O Sindscope possui uma história política de quase 36 anos, tendo sido criado e mantido pelos servidores do Colégio Pedro II – técnicos administrativos e professores.
Durante esse tempo, inúmeras foram as batalhas e as conquistas deste sindicato: fizemos greves, fizemos paralisações, fizemos manifestações, passeatas… fizemos caravanas a Brasília, para chamar o governo a sua responsabilidade diante dos problemas da educação pública.
Plano de cargos e salários, reajustes salariais, eleições diretas para Reitores e Diretores, manutenção da escola em esfera federal, gratuidade total do ensino, concursos públicos e convocação de concursados, RSC; tudo isso foi pauta de nossas lutas.
Portanto, elevar o Colégio Pedro II a sua condição de excelência sempre passou e passa por nossa luta, que é incansável, que é de todos os dias. Acolhemos diariamente os desejos, os anseios, os questionamentos dos nossos sindicalizados. Fazemos o possível e o impossível para não deixá-los sem uma resposta.
Hoje, vivemos uma crise sem precedentes, uma pandemia de dimensões e impactos que nós nunca tínhamos passado. Por isso mesmo a prefeitura do Rio de Janeiro acaba de decretar diversas medidas para conter a circulação de pessoas pela cidade.
Abalados com tantas perdas, tememos pelos nossos entes queridos, por nós mesmos, por nossos alunos, pela comunidade escolar. Mesmo assim, não abandonamos o trabalho, realizamos reuniões e assembleias a distância, para avaliar passo a passo a crise sanitária.
Esse esforço árduo de nossa diretoria nunca deixou de colocar em primeiro lugar o objeto do nosso trabalho que é a manutenção do “Ensino Público, gratuito e de qualidade”, que é o bem estar do aluno, em última instância. Por isso mesmo, a responsabilidade cresce, levando em consideração que a vida está em jogo nesse momento. Por isso, agora, priorizamos a luta pela vacinação de nossa comunidade escolar e de toda a população brasileira. Estamos vivendo o maior pico da pandemia, o maior número de mortes diárias e, assim, desejamos a proteção de todos contra o vírus.
Quando notamos que a pandemia avança, o que podemos fazer é lutar cada vez mais, pois o governo Bolsonaro, negacionista e irresponsável, não recua. E, assim, fazemos a luta interna e externa contra as possíveis ações que colocariam em risco a vida de qualquer ser humano não só da nossa comunidade, mas de todas as partes do país.
A pandemia prolongada obriga a instituição a promover atividades a distância para os nossos alunos, porém enfrentamos ainda problemas de diversas naturezas, os quais apontamos, para que possam ser sanados, uma vez que se trata de experiência nova para todos.
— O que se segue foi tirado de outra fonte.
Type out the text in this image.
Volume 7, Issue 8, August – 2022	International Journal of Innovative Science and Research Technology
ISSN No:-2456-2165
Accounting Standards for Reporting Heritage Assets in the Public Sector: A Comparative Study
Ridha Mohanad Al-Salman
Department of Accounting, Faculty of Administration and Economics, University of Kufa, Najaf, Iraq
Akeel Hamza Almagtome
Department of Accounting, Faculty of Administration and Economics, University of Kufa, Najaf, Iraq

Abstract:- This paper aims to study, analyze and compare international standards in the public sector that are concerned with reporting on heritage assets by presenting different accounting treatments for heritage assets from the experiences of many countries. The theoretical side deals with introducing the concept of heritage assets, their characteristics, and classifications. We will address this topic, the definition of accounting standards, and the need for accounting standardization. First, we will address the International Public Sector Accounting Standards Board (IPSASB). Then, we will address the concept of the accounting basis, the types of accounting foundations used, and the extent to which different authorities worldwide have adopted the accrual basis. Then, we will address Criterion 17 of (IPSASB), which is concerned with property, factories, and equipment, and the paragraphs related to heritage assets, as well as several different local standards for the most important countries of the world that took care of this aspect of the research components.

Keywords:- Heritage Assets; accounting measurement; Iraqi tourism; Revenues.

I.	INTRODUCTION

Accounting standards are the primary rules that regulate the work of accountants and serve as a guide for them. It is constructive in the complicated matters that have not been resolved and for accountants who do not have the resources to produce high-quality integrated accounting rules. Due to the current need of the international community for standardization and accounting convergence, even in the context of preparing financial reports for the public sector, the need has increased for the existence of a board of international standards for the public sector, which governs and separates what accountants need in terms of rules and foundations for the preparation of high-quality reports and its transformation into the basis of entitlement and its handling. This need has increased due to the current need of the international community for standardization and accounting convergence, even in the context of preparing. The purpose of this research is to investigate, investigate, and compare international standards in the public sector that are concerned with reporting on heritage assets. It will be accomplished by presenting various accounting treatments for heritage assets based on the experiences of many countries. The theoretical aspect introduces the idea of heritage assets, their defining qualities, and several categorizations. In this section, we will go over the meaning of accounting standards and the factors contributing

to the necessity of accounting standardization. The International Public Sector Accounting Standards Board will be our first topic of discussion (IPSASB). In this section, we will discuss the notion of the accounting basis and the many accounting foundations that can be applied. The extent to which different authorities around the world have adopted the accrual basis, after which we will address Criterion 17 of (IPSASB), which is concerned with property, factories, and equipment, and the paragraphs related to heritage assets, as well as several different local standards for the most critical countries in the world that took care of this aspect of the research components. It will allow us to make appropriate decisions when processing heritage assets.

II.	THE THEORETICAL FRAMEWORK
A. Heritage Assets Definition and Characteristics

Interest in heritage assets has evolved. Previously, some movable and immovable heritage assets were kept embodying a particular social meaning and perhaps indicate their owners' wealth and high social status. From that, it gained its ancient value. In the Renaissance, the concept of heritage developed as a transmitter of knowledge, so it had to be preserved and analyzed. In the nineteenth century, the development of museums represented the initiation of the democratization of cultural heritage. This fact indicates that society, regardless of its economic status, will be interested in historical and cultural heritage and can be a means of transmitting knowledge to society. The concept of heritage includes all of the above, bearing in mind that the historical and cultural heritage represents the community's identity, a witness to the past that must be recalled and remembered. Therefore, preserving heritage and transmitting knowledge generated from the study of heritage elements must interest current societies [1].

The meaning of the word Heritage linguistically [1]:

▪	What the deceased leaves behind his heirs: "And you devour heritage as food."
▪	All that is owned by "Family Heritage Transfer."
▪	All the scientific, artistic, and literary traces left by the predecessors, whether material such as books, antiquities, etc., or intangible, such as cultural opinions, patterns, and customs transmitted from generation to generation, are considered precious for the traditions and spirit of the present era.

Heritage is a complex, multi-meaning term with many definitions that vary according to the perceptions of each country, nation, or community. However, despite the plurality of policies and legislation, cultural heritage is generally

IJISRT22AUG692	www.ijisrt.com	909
Por essa razão, tal assunto vem sendo debatido em nossas últimas assembleias.
Como se pode notar, a nossa história conta, por si só, o que nós somos: um sindicato sério, autônomo e que não visa a acordos que possam prejudicar os servidores, os alunos e nem suas famílias. Tal história não vai ser manchada por um reitor que não reconhece tudo que já fizemos em prol da comunidade escolar, assim chamando-nos de “corporativistas”, “retrógrados” e “sem ideologia adaptada ao tempo” (se é que isso existe), algo que, pela própria natureza do que fazemos, nunca fomos e nunca iremos ser.
Precisamos registrar que todas as nossas decisões e todos os nossos atos são resultantes de acirrados debates e deliberações de assembleias, respeitando aquilo que os servidores sindicalizados apontam como sendo o melhor para a nossa instituição.
Por respeito a um trabalho que sempre foi efetivo e que nunca deixou a desejar, nesse momento, repudiamos as ameaças que sofremos de judicialização por parte do reitor, ressaltando que não é a primeira e nem será a última ameaça que sofremos durante esses quase 36 anos. As intimidações não nos afastarão do enfrentamento quando for necessário defender os interesses dos trabalhadores.
Temos consciência de que a luta é sempre justa por melhores condições de trabalho e pela qualidade da educação que promovemos.
Ressaltamos que o que é injusto é não acatar as deliberações do CONSUP, a mais alta instância decisória do Colégio Pedro II, atropelar o debate e as decisões dos Conselheiros da instituição, tomar decisões unilaterais, sem levar em consideração os anseios da comunidade escolar, sem buscar o diálogo, principalmente com este sindicato histórico, que não pretende recuar da sua luta por uma educação para o povo, para os pobres.
Nessas circunstâncias, concluímos que temos a consciência tranquila, com relação ao nosso trabalho e, desde já, afirmamos: a luta continua.